Foster Care: In a foster care situation, the child’s birth parents have parental rights over their child, unless the child is up for adoption. If the child is not up for adoption, then the birth parents make decisions for the child's care. This means foster parents cannot, for example, sign an IEP for a foster child, make medical decisions, change the child’s religion, or get the child baptized without parental consent. In some states, foster children cannot get hair cuts without the parent’s permission.

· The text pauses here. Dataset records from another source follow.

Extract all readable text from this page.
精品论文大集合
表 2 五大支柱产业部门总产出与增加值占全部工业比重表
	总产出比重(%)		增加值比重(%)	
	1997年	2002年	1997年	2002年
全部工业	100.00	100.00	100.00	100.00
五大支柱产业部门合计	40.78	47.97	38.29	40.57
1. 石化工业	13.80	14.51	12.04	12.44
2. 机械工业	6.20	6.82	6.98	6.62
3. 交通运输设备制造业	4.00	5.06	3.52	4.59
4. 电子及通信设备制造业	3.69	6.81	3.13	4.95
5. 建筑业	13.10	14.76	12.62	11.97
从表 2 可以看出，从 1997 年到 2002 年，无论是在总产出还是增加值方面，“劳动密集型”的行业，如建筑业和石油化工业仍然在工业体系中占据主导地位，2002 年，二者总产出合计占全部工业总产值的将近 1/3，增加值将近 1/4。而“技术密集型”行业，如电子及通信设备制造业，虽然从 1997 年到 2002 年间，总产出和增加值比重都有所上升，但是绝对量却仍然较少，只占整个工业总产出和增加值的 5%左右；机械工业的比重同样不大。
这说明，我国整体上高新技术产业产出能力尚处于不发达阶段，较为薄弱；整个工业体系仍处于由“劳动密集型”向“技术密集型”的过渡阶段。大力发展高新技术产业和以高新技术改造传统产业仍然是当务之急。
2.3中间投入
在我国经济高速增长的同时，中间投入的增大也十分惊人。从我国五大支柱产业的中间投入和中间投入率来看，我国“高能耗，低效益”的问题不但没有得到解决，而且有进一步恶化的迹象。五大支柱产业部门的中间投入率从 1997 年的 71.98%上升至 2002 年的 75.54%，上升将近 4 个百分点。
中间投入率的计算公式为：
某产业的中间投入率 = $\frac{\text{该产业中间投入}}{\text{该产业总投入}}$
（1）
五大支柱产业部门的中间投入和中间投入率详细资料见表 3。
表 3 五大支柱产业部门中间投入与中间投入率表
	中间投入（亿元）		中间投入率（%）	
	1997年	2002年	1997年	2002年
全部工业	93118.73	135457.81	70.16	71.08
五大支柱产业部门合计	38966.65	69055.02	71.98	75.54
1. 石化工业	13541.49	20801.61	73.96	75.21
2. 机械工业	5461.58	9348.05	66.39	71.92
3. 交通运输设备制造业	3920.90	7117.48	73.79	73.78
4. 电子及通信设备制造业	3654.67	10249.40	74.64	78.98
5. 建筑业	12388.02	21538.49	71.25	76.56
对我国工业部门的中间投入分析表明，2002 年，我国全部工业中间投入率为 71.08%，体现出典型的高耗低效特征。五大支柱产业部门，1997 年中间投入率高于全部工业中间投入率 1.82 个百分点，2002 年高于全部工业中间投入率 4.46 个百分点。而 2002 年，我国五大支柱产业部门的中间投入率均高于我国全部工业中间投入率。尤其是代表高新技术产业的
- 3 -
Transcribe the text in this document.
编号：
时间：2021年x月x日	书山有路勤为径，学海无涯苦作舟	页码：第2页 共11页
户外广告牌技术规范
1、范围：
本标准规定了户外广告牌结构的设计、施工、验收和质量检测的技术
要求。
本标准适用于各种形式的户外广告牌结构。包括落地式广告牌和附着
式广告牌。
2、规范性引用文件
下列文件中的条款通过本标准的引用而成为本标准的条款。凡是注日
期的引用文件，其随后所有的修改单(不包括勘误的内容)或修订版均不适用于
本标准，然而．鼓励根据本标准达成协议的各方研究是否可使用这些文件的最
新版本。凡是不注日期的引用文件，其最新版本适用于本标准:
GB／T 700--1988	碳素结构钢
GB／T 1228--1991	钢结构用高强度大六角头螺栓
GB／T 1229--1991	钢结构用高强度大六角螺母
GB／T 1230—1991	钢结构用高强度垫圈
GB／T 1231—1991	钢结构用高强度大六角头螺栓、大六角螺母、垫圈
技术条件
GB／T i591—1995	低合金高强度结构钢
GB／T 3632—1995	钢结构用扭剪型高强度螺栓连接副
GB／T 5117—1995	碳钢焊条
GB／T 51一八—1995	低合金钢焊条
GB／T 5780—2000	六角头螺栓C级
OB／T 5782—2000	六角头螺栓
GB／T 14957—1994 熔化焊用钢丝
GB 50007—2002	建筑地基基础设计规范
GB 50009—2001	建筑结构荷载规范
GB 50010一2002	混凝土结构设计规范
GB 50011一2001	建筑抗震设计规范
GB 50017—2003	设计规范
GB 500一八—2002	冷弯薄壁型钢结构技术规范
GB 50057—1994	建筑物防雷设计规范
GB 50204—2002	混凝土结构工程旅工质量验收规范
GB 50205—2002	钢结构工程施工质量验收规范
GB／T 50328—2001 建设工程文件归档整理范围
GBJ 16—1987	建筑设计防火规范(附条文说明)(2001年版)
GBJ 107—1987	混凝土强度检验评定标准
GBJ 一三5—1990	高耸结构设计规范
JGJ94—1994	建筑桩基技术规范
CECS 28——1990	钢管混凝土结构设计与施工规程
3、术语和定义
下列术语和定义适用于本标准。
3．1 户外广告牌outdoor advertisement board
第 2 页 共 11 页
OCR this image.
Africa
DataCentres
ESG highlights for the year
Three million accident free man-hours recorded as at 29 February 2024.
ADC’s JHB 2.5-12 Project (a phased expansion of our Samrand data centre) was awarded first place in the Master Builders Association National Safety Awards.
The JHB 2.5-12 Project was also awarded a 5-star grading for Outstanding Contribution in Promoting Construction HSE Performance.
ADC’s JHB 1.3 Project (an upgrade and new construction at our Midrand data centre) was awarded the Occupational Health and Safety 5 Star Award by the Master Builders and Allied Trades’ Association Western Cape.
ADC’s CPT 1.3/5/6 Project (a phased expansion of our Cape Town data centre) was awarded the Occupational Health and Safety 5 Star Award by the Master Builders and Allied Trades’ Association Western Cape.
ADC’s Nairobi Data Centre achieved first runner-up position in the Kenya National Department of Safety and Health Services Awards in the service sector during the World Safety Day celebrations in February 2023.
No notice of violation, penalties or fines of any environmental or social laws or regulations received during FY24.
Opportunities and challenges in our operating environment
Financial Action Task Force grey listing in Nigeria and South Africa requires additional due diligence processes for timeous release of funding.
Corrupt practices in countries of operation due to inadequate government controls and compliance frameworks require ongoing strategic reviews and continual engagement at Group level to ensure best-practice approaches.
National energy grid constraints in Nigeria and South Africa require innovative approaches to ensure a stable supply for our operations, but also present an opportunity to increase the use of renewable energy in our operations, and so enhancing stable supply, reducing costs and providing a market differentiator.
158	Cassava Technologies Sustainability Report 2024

After parental rights have been terminated by the court, the state or agency over the child's case makes decisions and oversees the care of the child with approval from the court or judge.
Adoption: In an adoptive situation, the adoptive parents are responsible for everything regarding the care and decision making for the child. Adoptive parents are responsible for the child’s medical care, financial obligations, educational, and spiritual development. In the responsibility of taking care of the child, it’s no different than giving birth.
So, when considering the differences between foster care and adoption remember to ask yourself:
- Which is permanent? Which is temporary?
- Who holds parental rights?
The similarities between foster care and adoption is in the taking care of children that are not biologically the caregivers and parenting children that may have similar needs due to being abused or neglected. These are the reasons that those interested in becoming either foster parents or adoptive parents from foster care are combined into the same training classes.